Last week marked another significant milestone for Daisy Lab on its journey towards scaling and commercializing its technology. They have obtained approval from the Environmental Protection Authority (EPA) to scale their production to a total volume of up to 5,000 liters. This milestone enables Daisy Lab to proceed with building its first pilot facility.

Similar research is underway overseas, posing a serious threat to our dairy industry.
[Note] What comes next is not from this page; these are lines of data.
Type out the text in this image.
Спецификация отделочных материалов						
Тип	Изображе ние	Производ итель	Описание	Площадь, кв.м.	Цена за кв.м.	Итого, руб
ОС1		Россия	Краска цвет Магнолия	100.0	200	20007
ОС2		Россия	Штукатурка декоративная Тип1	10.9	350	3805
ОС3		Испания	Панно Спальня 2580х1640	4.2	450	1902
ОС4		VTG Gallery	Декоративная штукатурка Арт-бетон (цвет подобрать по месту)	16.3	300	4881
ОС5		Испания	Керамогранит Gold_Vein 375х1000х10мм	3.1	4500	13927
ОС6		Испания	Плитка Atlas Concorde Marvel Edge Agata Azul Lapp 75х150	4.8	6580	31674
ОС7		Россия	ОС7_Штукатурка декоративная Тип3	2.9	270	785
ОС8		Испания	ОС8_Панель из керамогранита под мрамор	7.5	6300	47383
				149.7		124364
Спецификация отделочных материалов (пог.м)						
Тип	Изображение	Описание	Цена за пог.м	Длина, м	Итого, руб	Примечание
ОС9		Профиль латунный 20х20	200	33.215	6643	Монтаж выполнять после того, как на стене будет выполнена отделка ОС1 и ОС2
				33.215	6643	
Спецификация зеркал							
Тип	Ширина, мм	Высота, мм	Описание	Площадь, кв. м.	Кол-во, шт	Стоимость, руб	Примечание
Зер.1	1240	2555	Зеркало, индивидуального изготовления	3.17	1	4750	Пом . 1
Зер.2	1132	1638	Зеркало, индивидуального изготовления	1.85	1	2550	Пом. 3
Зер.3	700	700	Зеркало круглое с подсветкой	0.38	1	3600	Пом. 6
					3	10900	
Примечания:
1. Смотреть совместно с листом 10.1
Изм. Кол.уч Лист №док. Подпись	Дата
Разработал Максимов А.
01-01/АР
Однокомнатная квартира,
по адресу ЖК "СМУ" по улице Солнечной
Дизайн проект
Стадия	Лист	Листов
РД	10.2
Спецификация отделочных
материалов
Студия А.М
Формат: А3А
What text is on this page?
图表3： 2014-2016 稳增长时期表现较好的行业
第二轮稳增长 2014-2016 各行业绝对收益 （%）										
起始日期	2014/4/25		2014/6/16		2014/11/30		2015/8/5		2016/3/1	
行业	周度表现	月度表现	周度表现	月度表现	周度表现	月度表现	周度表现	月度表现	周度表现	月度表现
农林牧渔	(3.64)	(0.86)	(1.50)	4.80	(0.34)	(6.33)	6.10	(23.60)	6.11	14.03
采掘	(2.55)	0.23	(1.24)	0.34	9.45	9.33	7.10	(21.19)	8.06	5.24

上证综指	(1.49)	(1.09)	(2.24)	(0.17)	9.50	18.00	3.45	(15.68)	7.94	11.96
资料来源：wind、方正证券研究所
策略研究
Daisy Lab wants to ensure New Zealand stays at the forefront of dairy protein innovation.

"What sets Daisy Lab apart from our global competitors is that we developed our strains and fermentation protocols with the downstream process in mind," commented Irina Miller, CEO & Co-founder of Daisy Lab. "Our fermentation liquid is uniquely suited to be processed using existing industrial dairy equipment, such as decanters, microfiltration and ultrafiltration membranes, and spray-dryers."

Dr Nicole Freed, Chief Science Officer & Co-founder, who worked with the EPA to prepare and obtain approval, expressed her excitement about the future opportunities this milestone presents for Daisy Lab. "We invested significant time and resources into preparing our application, and it's gratifying to see our efforts pay off," she said. Freed also acknowledged the support received from the EPA in navigating the legislation that regulates genetic technologies in New Zealand. "This is a crucial step forward for Daisy Lab and for precision fermentation technology in New Zealand."